Maybe I’m just jaded. Maybe I’m just a relic-an old man. But I don’t see how anything to do with a group of animated, politically correct, cookie-cutter, PG rated teenagers could be stimulating, or entertaining in the least, to a grown man. It goes against the natural course of his evolution. He’s not supposed to get emotionally invested in teenage cartoon characters. His brain is not hard-wired to be spurred-on by childish impetuses.
But that’s where he is…The 40-year old man of today.

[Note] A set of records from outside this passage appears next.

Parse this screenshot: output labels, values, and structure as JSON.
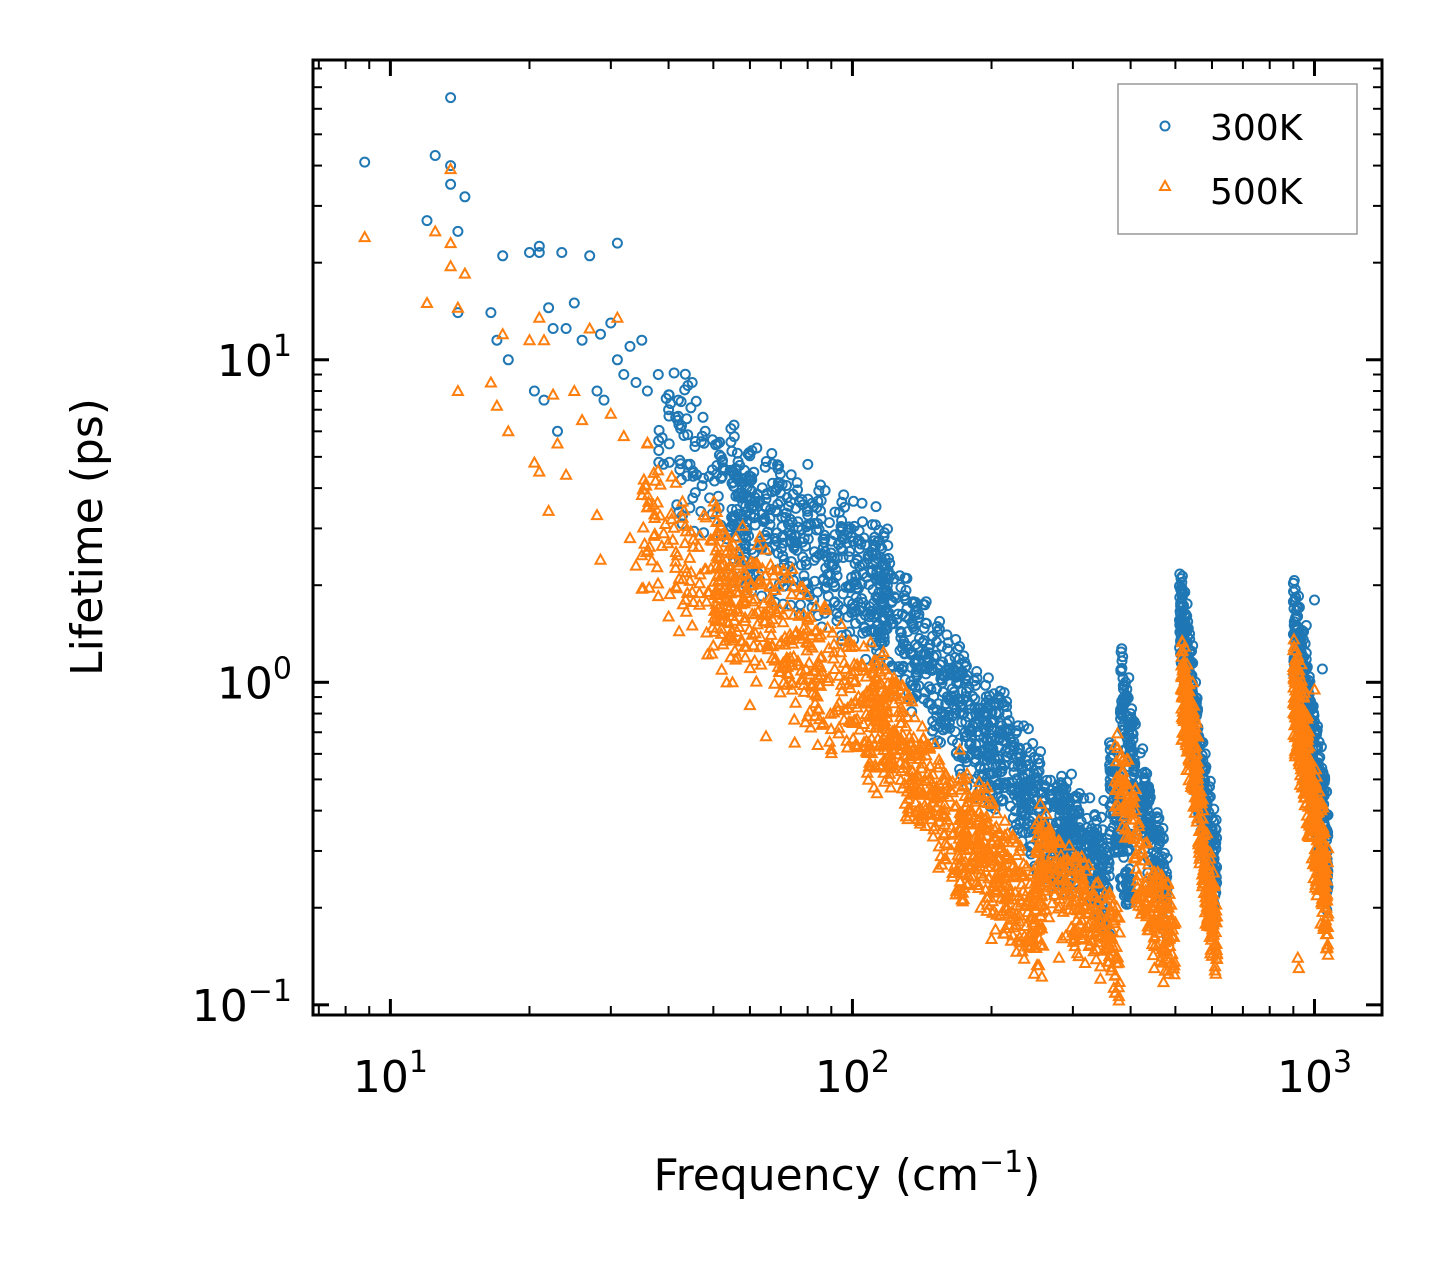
{
  "chart_data": {
    "type": "scatter",
    "title": "",
    "xlabel_text": "Frequency (cm",
    "xlabel_sup": "−1",
    "xlabel_close": ")",
    "ylabel": "Lifetime (ps)",
    "xscale": "log",
    "yscale": "log",
    "xlim": [
      6.8,
      1400
    ],
    "ylim": [
      0.093,
      85
    ],
    "x_ticks": [
      {
        "value": 10,
        "base": "10",
        "exp": "1"
      },
      {
        "value": 100,
        "base": "10",
        "exp": "2"
      },
      {
        "value": 1000,
        "base": "10",
        "exp": "3"
      }
    ],
    "y_ticks": [
      {
        "value": 0.1,
        "base": "10",
        "exp": "−1"
      },
      {
        "value": 1,
        "base": "10",
        "exp": "0"
      },
      {
        "value": 10,
        "base": "10",
        "exp": "1"
      }
    ],
    "legend_position": "top-right",
    "series": [
      {
        "name": "300K",
        "marker": "circle",
        "color": "#1f77b4",
        "points": [
          [
            8.8,
            41
          ],
          [
            12,
            27
          ],
          [
            12.5,
            43
          ],
          [
            13.5,
            65
          ],
          [
            13.5,
            40
          ],
          [
            13.5,
            35
          ],
          [
            14,
            25
          ],
          [
            14,
            14
          ],
          [
            14.5,
            32
          ],
          [
            16.5,
            14
          ],
          [
            17,
            11.5
          ],
          [
            17.5,
            21
          ],
          [
            18,
            10
          ],
          [
            20,
            21.5
          ],
          [
            20.5,
            8
          ],
          [
            21,
            22.5
          ],
          [
            21,
            21.5
          ],
          [
            21.5,
            7.5
          ],
          [
            22,
            14.5
          ],
          [
            22.5,
            12.5
          ],
          [
            23,
            6
          ],
          [
            23.5,
            21.5
          ],
          [
            24,
            12.5
          ],
          [
            25,
            15
          ],
          [
            26,
            11.5
          ],
          [
            27,
            21
          ],
          [
            28,
            8
          ],
          [
            28.5,
            12
          ],
          [
            29,
            7.5
          ],
          [
            30,
            13
          ],
          [
            31,
            23
          ],
          [
            31,
            10
          ],
          [
            32,
            9
          ],
          [
            33,
            11
          ],
          [
            34,
            8.5
          ],
          [
            35,
            11.5
          ],
          [
            36,
            8
          ],
          [
            38,
            9
          ],
          [
            40,
            7
          ],
          [
            42,
            7.5
          ],
          [
            45,
            8.5
          ],
          [
            48,
            6
          ],
          [
            52,
            5
          ],
          [
            55,
            4.5
          ],
          [
            60,
            4.2
          ],
          [
            65,
            3.7
          ],
          [
            80,
            3.3
          ],
          [
            95,
            2.8
          ],
          [
            110,
            2.2
          ],
          [
            130,
            1.6
          ],
          [
            150,
            1.2
          ],
          [
            170,
            1.0
          ],
          [
            200,
            0.75
          ],
          [
            230,
            0.6
          ],
          [
            260,
            0.48
          ],
          [
            290,
            0.36
          ],
          [
            320,
            0.33
          ],
          [
            350,
            0.43
          ],
          [
            390,
            1.0
          ],
          [
            400,
            0.8
          ],
          [
            430,
            0.5
          ],
          [
            470,
            0.33
          ],
          [
            530,
            1.75
          ],
          [
            545,
            1.3
          ],
          [
            580,
            0.6
          ],
          [
            600,
            0.38
          ],
          [
            920,
            1.3
          ],
          [
            960,
            1.5
          ],
          [
            1000,
            1.8
          ],
          [
            1040,
            1.1
          ]
        ],
        "bands": [
          [
            38,
            60,
            3.4,
            6.5,
            0.4,
            120
          ],
          [
            55,
            120,
            1.9,
            3.6,
            0.35,
            420
          ],
          [
            110,
            200,
            0.6,
            1.9,
            0.3,
            380
          ],
          [
            195,
            290,
            0.3,
            0.7,
            0.3,
            320
          ],
          [
            280,
            360,
            0.24,
            0.4,
            0.25,
            240
          ],
          [
            360,
            400,
            0.24,
            0.5,
            0.25,
            120
          ],
          [
            380,
            410,
            0.55,
            0.95,
            0.25,
            90
          ],
          [
            420,
            480,
            0.22,
            0.45,
            0.25,
            150
          ],
          [
            510,
            560,
            0.6,
            1.7,
            0.25,
            240
          ],
          [
            560,
            615,
            0.25,
            0.55,
            0.25,
            160
          ],
          [
            900,
            1070,
            0.28,
            1.5,
            0.3,
            420
          ]
        ]
      },
      {
        "name": "500K",
        "marker": "triangle",
        "color": "#ff7f0e",
        "points": [
          [
            8.8,
            24
          ],
          [
            12,
            15
          ],
          [
            12.5,
            25
          ],
          [
            13.5,
            39
          ],
          [
            13.5,
            23
          ],
          [
            13.5,
            19.5
          ],
          [
            14,
            8
          ],
          [
            14,
            14.5
          ],
          [
            14.5,
            18.5
          ],
          [
            16.5,
            8.5
          ],
          [
            17,
            7.2
          ],
          [
            17.5,
            12
          ],
          [
            18,
            6
          ],
          [
            20,
            11.5
          ],
          [
            20.5,
            4.8
          ],
          [
            21,
            13.5
          ],
          [
            21,
            4.5
          ],
          [
            21.5,
            11.5
          ],
          [
            22,
            3.4
          ],
          [
            22.5,
            7.8
          ],
          [
            23,
            5.5
          ],
          [
            24,
            4.4
          ],
          [
            25,
            8
          ],
          [
            26,
            6.5
          ],
          [
            27,
            12.5
          ],
          [
            28,
            3.3
          ],
          [
            28.5,
            2.4
          ],
          [
            30,
            6.8
          ],
          [
            31,
            13.5
          ],
          [
            32,
            5.8
          ],
          [
            33,
            2.8
          ],
          [
            34,
            2.3
          ],
          [
            35,
            1.95
          ],
          [
            36,
            5.5
          ],
          [
            38,
            1.85
          ],
          [
            40,
            1.6
          ],
          [
            45,
            1.5
          ],
          [
            50,
            1.3
          ],
          [
            55,
            1.0
          ],
          [
            60,
            0.85
          ],
          [
            65,
            0.68
          ],
          [
            75,
            0.65
          ],
          [
            90,
            0.62
          ],
          [
            110,
            0.55
          ],
          [
            130,
            0.42
          ],
          [
            150,
            0.35
          ],
          [
            170,
            0.22
          ],
          [
            200,
            0.16
          ],
          [
            250,
            0.15
          ],
          [
            280,
            0.14
          ],
          [
            340,
            0.17
          ],
          [
            380,
            0.5
          ],
          [
            390,
            0.35
          ],
          [
            450,
            0.13
          ],
          [
            500,
            0.18
          ],
          [
            530,
            0.75
          ],
          [
            545,
            1.0
          ],
          [
            560,
            0.45
          ],
          [
            590,
            0.2
          ],
          [
            920,
            0.14
          ],
          [
            925,
            0.13
          ],
          [
            1000,
            0.95
          ],
          [
            1040,
            0.42
          ]
        ],
        "bands": [
          [
            35,
            55,
            1.7,
            3.2,
            0.35,
            120
          ],
          [
            50,
            120,
            0.7,
            2.2,
            0.35,
            420
          ],
          [
            110,
            180,
            0.28,
            0.9,
            0.3,
            300
          ],
          [
            170,
            260,
            0.17,
            0.4,
            0.3,
            300
          ],
          [
            250,
            380,
            0.15,
            0.3,
            0.25,
            260
          ],
          [
            370,
            410,
            0.35,
            0.55,
            0.2,
            60
          ],
          [
            410,
            500,
            0.15,
            0.26,
            0.25,
            150
          ],
          [
            515,
            560,
            0.5,
            1.0,
            0.25,
            180
          ],
          [
            560,
            615,
            0.16,
            0.38,
            0.25,
            140
          ],
          [
            900,
            1070,
            0.2,
            1.0,
            0.3,
            380
          ]
        ]
      }
    ]
  }
}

Hell, I could go on a novel-length diatribe about what I believe to be the sociological, and even political, reasons for this subconscious yearning and desire for many adult men to maintain this sort of odd, perpetual adolescence in their lives, but I frankly don’t have the mental wherewithal to be in my own head at this moment. Because this whole thing is very weird and confusing to me.

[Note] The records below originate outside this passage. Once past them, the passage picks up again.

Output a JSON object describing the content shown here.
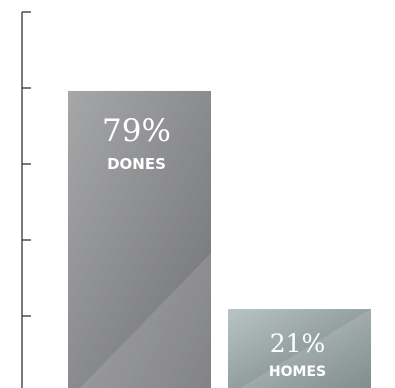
{
  "chart_data": {
    "type": "bar",
    "categories": [
      "DONES",
      "HOMES"
    ],
    "values": [
      79,
      21
    ],
    "value_labels": [
      "79%",
      "21%"
    ],
    "title": "",
    "xlabel": "",
    "ylabel": "",
    "ylim": [
      0,
      100
    ],
    "grid": false,
    "legend": "none",
    "colors": {
      "DONES": [
        "#a6a7a9",
        "#707174"
      ],
      "HOMES": [
        "#b9c5c4",
        "#6f7d7c"
      ],
      "axis": "#333333"
    }
  }
}
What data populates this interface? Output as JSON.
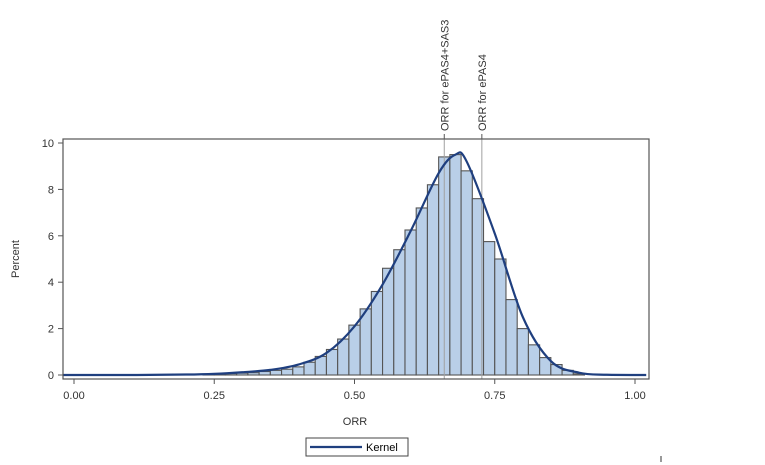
{
  "chart_data": {
    "type": "bar",
    "subtype": "histogram_with_kernel_density",
    "title": "",
    "xlabel": "ORR",
    "ylabel": "Percent",
    "xlim": [
      -0.02,
      1.02
    ],
    "ylim": [
      0,
      10
    ],
    "xticks": [
      "0.00",
      "0.25",
      "0.50",
      "0.75",
      "1.00"
    ],
    "yticks": [
      "0",
      "2",
      "4",
      "6",
      "8",
      "10"
    ],
    "grid": false,
    "bin_width": 0.02,
    "bins": [
      0.24,
      0.26,
      0.28,
      0.3,
      0.32,
      0.34,
      0.36,
      0.38,
      0.4,
      0.42,
      0.44,
      0.46,
      0.48,
      0.5,
      0.52,
      0.54,
      0.56,
      0.58,
      0.6,
      0.62,
      0.64,
      0.66,
      0.68,
      0.7,
      0.72,
      0.74,
      0.76,
      0.78,
      0.8,
      0.82,
      0.84,
      0.86,
      0.88,
      0.9
    ],
    "values": [
      0.02,
      0.04,
      0.06,
      0.08,
      0.1,
      0.15,
      0.2,
      0.25,
      0.35,
      0.55,
      0.8,
      1.1,
      1.55,
      2.15,
      2.85,
      3.6,
      4.6,
      5.4,
      6.25,
      7.2,
      8.2,
      9.4,
      9.5,
      8.8,
      7.6,
      5.75,
      5.0,
      3.25,
      2.0,
      1.3,
      0.75,
      0.45,
      0.2,
      0.05
    ],
    "series": [
      {
        "name": "Histogram",
        "kind": "bar",
        "color": "#b9cfe8",
        "edge_color": "#555555"
      },
      {
        "name": "Kernel",
        "kind": "line",
        "color": "#1f3f7f",
        "x": [
          -0.02,
          0.1,
          0.2,
          0.25,
          0.3,
          0.35,
          0.4,
          0.45,
          0.5,
          0.55,
          0.6,
          0.65,
          0.68,
          0.7,
          0.75,
          0.8,
          0.85,
          0.9,
          0.95,
          1.02
        ],
        "y": [
          0,
          0.0,
          0.02,
          0.05,
          0.12,
          0.22,
          0.45,
          0.95,
          2.1,
          3.9,
          6.2,
          8.7,
          9.5,
          9.2,
          6.1,
          2.5,
          0.6,
          0.1,
          0.01,
          0
        ]
      }
    ],
    "reference_lines": [
      {
        "x": 0.66,
        "label": "ORR for ePAS4+SAS3",
        "color": "#a0a0a0"
      },
      {
        "x": 0.727,
        "label": "ORR for ePAS4",
        "color": "#a0a0a0"
      }
    ],
    "legend": {
      "position": "bottom-center",
      "entries": [
        "Kernel"
      ]
    }
  },
  "labels": {
    "xlabel": "ORR",
    "ylabel": "Percent",
    "legend_kernel": "Kernel",
    "ref1": "ORR for ePAS4+SAS3",
    "ref2": "ORR for ePAS4"
  }
}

Try to envision your grizzled grandfather at forty. Do you see those old, black and white photos of him in your head? Of that hardened, rough-around-the-edges, whiskey swilling, man’s man who fought in a world war and who rebuilt engines in his spare time? Do you see him clearly in your mind’s eye? Okay, good. Now, picture him in a haze of cigar smoke, sitting around a poker table with all his barroom, veteran buddies gushing like schoolboys over the latest teen cartoon movie they just saw. Can’t do it, huh? I know you can’t, because there ain’t no way in holy hell that would have happened.

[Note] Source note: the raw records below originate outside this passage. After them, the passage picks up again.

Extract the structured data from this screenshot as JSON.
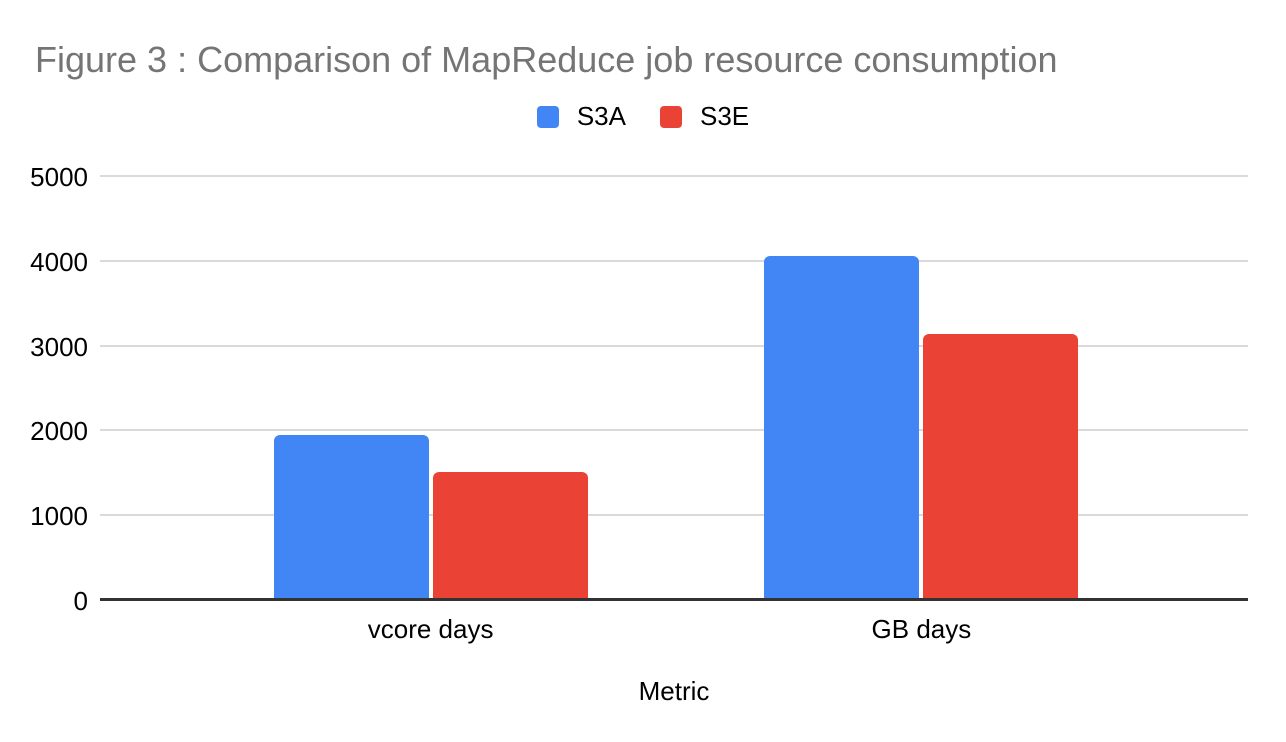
{
  "title": "Figure 3 : Comparison of MapReduce job resource consumption",
  "x_axis_title": "Metric",
  "colors": {
    "s3a": "#4285f4",
    "s3e": "#ea4335",
    "title_text": "#757575",
    "gridline": "#dadada",
    "axis_line": "#333333",
    "label_text": "#000000",
    "background": "#ffffff"
  },
  "legend": {
    "position": "top-center",
    "items": [
      {
        "label": "S3A",
        "color": "#4285f4"
      },
      {
        "label": "S3E",
        "color": "#ea4335"
      }
    ]
  },
  "chart_data": {
    "type": "bar",
    "title": "Figure 3 : Comparison of MapReduce job resource consumption",
    "xlabel": "Metric",
    "ylabel": "",
    "categories": [
      "vcore days",
      "GB days"
    ],
    "series": [
      {
        "name": "S3A",
        "color": "#4285f4",
        "values": [
          1950,
          4060
        ]
      },
      {
        "name": "S3E",
        "color": "#ea4335",
        "values": [
          1510,
          3140
        ]
      }
    ],
    "ylim": [
      0,
      5000
    ],
    "yticks": [
      0,
      1000,
      2000,
      3000,
      4000,
      5000
    ],
    "grid": true,
    "legend_position": "top"
  }
}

And that’s where he was…The 40-year old man of yesteryear.
As I finally pulled up to my house, I overheard the most outspoken of the three radio personalities conclude the bit with some buffoonery about his anticipation and excitement for the next Transformers movie coming out. He even proudly gushed about the beloved Transformers figurine collection he had amassed through the years. Opined about his video game obsession, his skinny jeans and his preferred skateboard wheels
I heard enough.
I turned the radio off and made my way inside, shaking my head in disbelieve the entire time. And as I settled in to go to sleep, I felt the urge to pop in my DVD of The Good, the Bad and the Ugly to accompany me into unconsciousness. And right before drifting off, I could have sworn Clint Eastwood’s Man with No Name took a puff off his cigarillo, grinned a squinty grin from the side of his mouth and then…put a slug of lead into teenage Spider-Man and all his annoying, hipster, teenage Spider-Man friends!
…It was a very restful, and very satisfying, sleep.